Deprem aktivitesinde düşüş gözlemleniyor
Prof. Dr. Sözbilir, Ege Denizi'nde 28 Ocak itibarıyla sismik hareketlilik yaşanmaya başladığını ve bölgede yaklaşık 4 bin deprem aktivitesinin gerçekleştiğini aktardı.

Başlangıçta sayıca düşük olan depremler, Şubat ayının başından itibaren yoğunlaşarak 400'e kadar çıktı. Ancak, son dönemde bu sayının tekrar azaldığını vurgulayan Sözbilir, mevcut deprem fırtınasının daha düşük bir şiddetle devam ettiğini ifade etti.
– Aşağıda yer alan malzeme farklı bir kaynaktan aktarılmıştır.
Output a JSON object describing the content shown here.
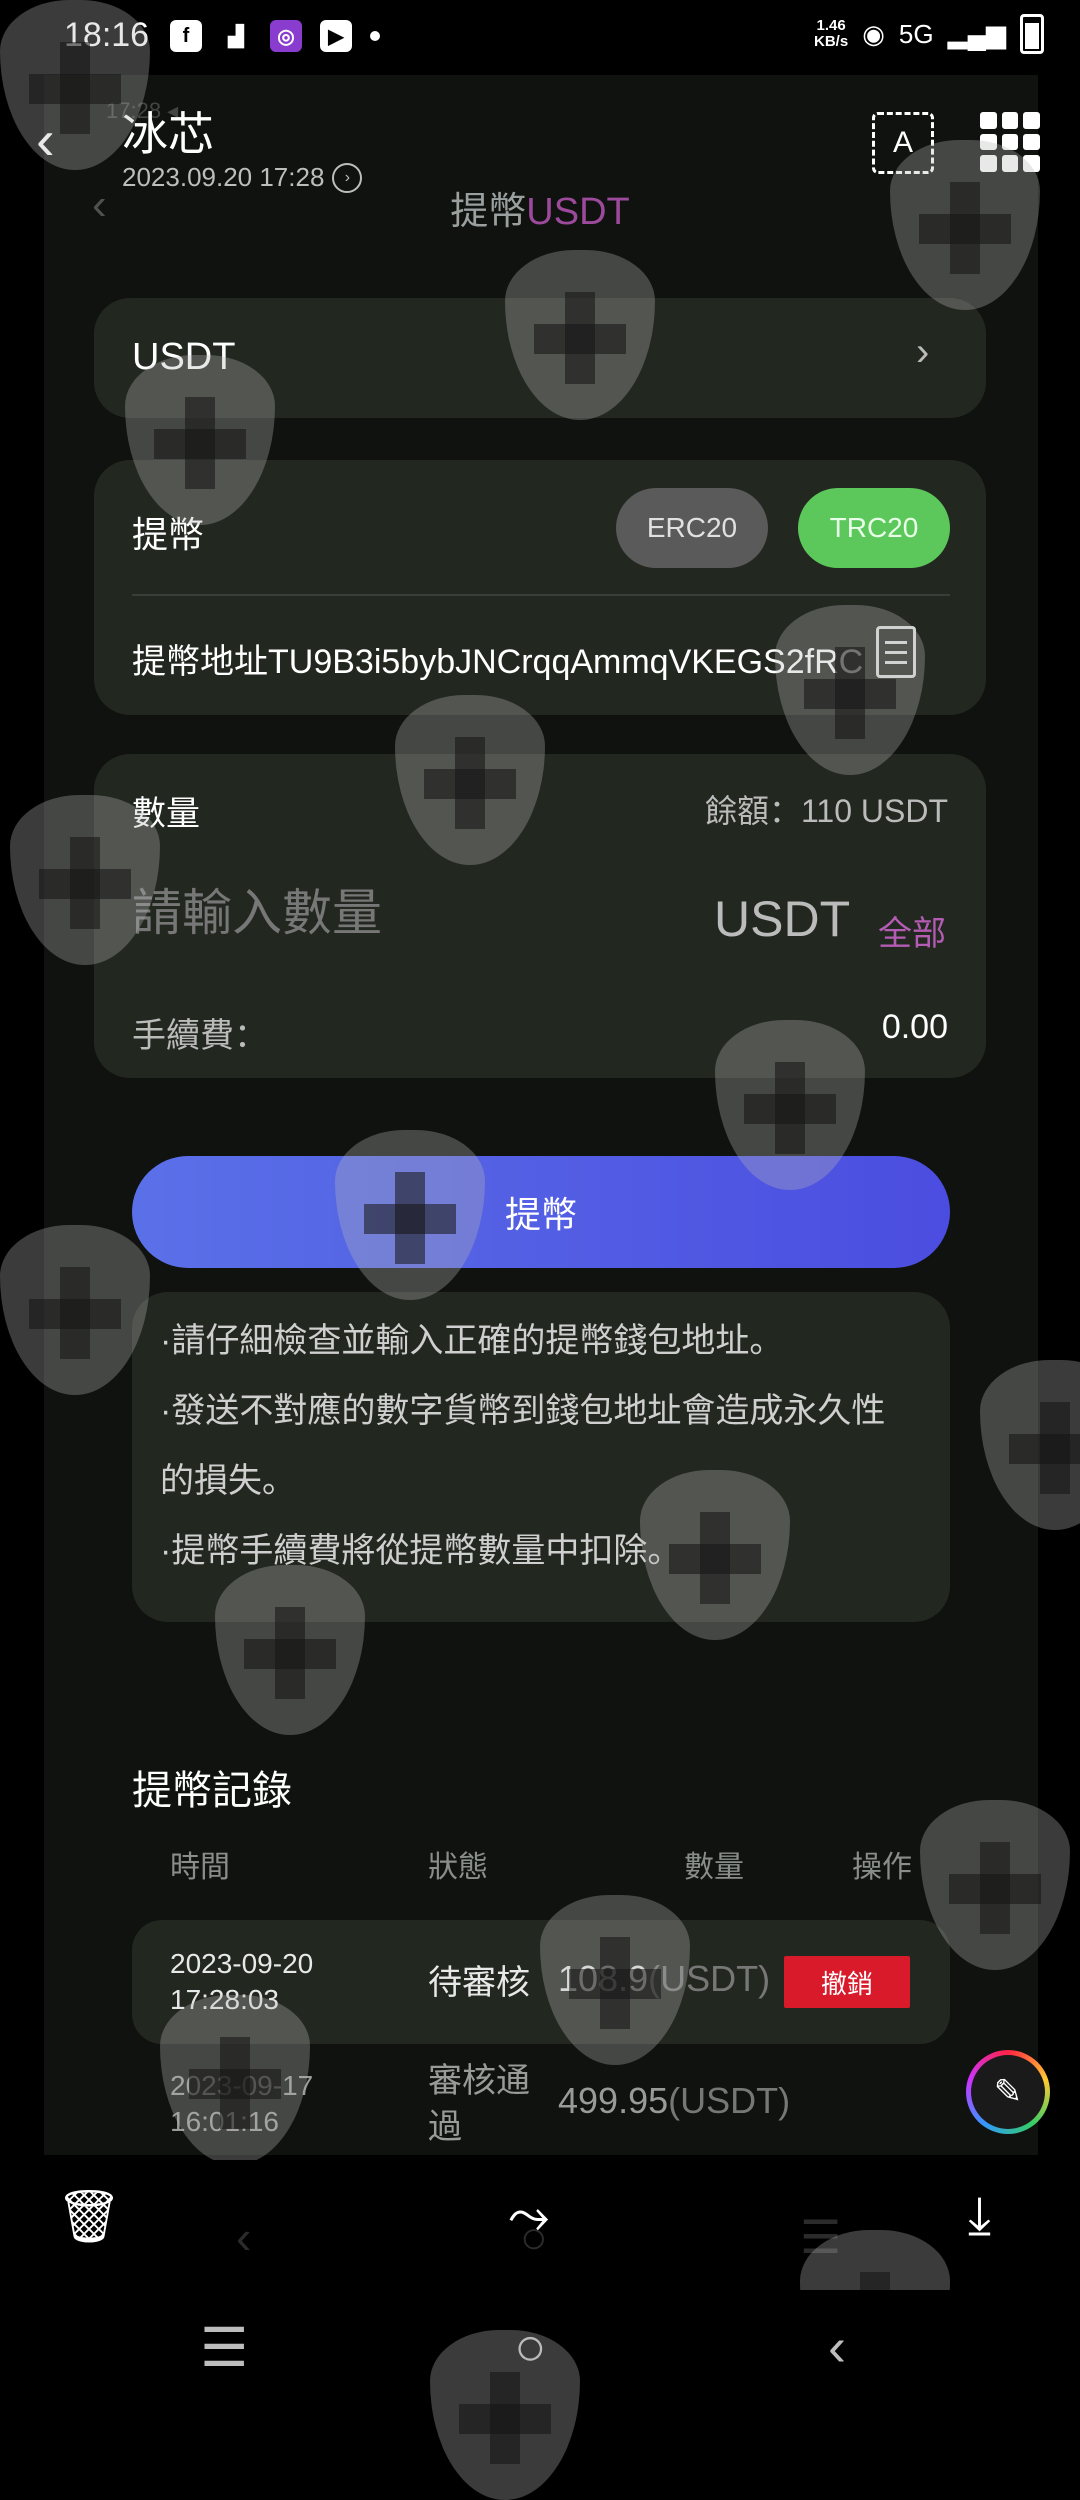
{
  "status_bar": {
    "time": "18:16",
    "speed": "1.46",
    "speed_unit": "KB/s",
    "network": "5G",
    "icons": [
      "facebook-icon",
      "signal-stats-icon",
      "app-badge-icon",
      "youtube-icon",
      "dot-icon",
      "hotspot-icon",
      "cell-signal-icon",
      "battery-icon"
    ]
  },
  "viewer": {
    "title": "冰芯",
    "date": "2023.09.20 17:28",
    "back_label": "‹"
  },
  "page": {
    "title_prefix": "提幣",
    "title_accent": "USDT",
    "currency_label": "USDT",
    "withdraw_label": "提幣",
    "chain_options": [
      "ERC20",
      "TRC20"
    ],
    "selected_chain": "TRC20",
    "address_text": "提幣地址TU9B3i5bybJNCrqqAmmqVKEGS2fRC",
    "amount_label": "數量",
    "balance_text": "餘額：110 USDT",
    "amount_placeholder": "請輸入數量",
    "amount_unit": "USDT",
    "all_label": "全部",
    "fee_label": "手續費：",
    "fee_value": "0.00",
    "submit_label": "提幣",
    "notes": [
      "·請仔細檢查並輸入正確的提幣錢包地址。",
      "·發送不對應的數字貨幣到錢包地址會造成永久性",
      "的損失。",
      "·提幣手續費將從提幣數量中扣除。"
    ]
  },
  "records": {
    "title": "提幣記錄",
    "headers": [
      "時間",
      "狀態",
      "數量",
      "操作"
    ],
    "rows": [
      {
        "date": "2023-09-20",
        "time": "17:28:03",
        "status": "待審核",
        "amount": "108.9",
        "unit": "(USDT)",
        "action": "撤銷"
      },
      {
        "date": "2023-09-17",
        "time": "16:01:16",
        "status_line1": "審核通",
        "status_line2": "過",
        "amount": "499.95",
        "unit": "(USDT)"
      }
    ]
  },
  "accent_colors": {
    "trc20": "#5cc85c",
    "submit": "#4f5fe6",
    "cancel": "#d81a2a",
    "all": "#b45cb4"
  }
}
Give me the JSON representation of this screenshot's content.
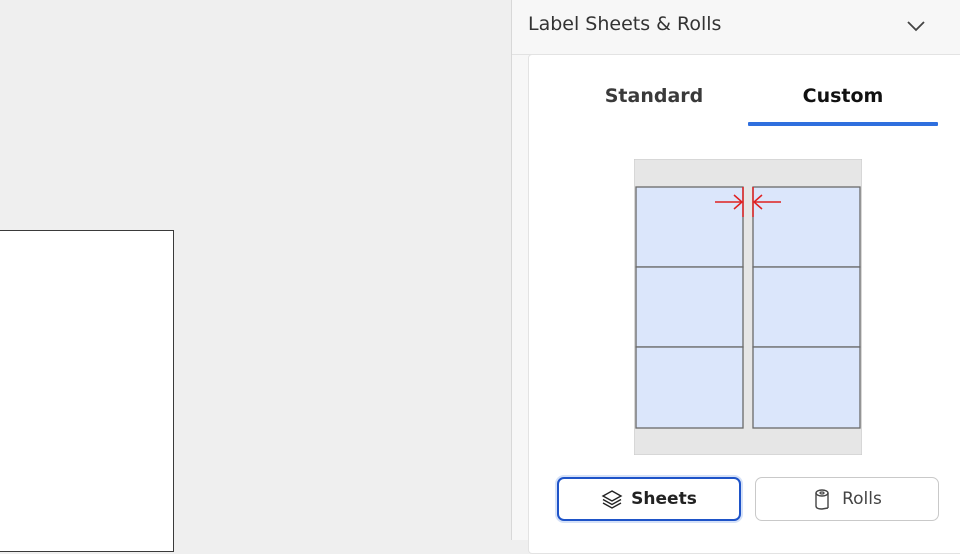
{
  "panel": {
    "title": "Label Sheets & Rolls",
    "collapse_icon": "chevron-down-icon"
  },
  "tabs": [
    {
      "label": "Standard",
      "selected": false
    },
    {
      "label": "Custom",
      "selected": true
    }
  ],
  "preview": {
    "description_icon": "label-sheet-gap-diagram",
    "accent_color": "#e02020",
    "label_fill": "#dbe6fb"
  },
  "buttons": {
    "sheets": {
      "label": "Sheets",
      "icon": "stack-icon",
      "selected": true
    },
    "rolls": {
      "label": "Rolls",
      "icon": "roll-icon",
      "selected": false
    }
  },
  "colors": {
    "tab_underline": "#2f6fde",
    "selected_border": "#1e53c8"
  }
}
Volkanik aktivite ve tetiklenme mekanizması
Santorini’deki deprem olaylarının büyük kısmı, volkanik kökenli "tremor" olarak tanımlanan küçük sarsıntılar. Prof. Dr. Sözbilir, bu tür hareketlerin düşük seviyede devam ettiğini ve bu aktivitelerin volkanik ve tektonik hareketlerin birlikte çalıştığının bir göstergesi olduğunu belirtti. Magmanın hareketiyle yer kabuğundaki gerilimin arttığını, bunun da depremciklerin oluşumuna neden olduğunu kaydetti.
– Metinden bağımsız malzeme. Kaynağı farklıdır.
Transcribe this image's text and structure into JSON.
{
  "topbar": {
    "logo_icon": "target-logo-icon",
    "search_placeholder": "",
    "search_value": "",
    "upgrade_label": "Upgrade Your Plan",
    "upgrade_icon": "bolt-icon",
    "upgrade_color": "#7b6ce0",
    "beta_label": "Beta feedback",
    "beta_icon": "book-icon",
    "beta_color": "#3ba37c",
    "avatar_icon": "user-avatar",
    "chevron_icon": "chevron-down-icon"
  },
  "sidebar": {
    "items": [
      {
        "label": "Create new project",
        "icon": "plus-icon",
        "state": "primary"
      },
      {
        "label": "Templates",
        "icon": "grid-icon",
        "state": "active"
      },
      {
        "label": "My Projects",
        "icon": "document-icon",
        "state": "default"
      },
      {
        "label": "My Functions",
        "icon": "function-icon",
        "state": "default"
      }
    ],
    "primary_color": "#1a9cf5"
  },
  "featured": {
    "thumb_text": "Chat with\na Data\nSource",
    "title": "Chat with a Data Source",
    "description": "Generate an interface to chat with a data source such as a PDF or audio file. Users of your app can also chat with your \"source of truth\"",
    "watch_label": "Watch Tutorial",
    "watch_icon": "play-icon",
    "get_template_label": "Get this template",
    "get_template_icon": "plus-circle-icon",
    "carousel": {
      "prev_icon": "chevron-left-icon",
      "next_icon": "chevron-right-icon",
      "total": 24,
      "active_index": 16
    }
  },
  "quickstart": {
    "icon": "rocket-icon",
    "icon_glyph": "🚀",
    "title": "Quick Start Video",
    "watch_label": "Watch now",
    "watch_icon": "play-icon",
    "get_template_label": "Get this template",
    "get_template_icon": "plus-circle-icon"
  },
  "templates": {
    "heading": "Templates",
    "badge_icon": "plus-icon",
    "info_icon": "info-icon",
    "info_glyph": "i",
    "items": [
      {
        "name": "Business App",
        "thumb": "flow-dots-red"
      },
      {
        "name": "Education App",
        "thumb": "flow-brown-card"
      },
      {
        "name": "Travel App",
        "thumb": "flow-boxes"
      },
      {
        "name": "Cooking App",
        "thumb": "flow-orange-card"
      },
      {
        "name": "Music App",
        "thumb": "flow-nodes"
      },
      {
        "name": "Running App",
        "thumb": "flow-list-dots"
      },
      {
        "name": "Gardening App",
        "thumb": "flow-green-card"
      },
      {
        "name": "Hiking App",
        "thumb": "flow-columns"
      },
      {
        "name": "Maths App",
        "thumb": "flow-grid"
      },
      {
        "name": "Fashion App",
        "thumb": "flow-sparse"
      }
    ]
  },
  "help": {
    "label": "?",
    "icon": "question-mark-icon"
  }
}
Bölgedeki fayların etkisi ve AFAD’ın önlemleri
Sözbilir, Santorini çevresindeki depremlerin, bölgedeki fay hatlarından kaynaklandığını belirtti. AFAD'ın, bölgedeki risklere karşı önlemleri en başından itibaren aldığını ve kıyı bölgelerinde yaşayan vatandaşlara yönelik bilgilendirici broşürler dağıttığını ifade etti. Sözbilir, fayların kırılma özellikleri hakkında yapılan çözümlemelere göre, kuzeydoğu yönlü bir fayın kırılmakta olduğunu da sözlerine ekledi.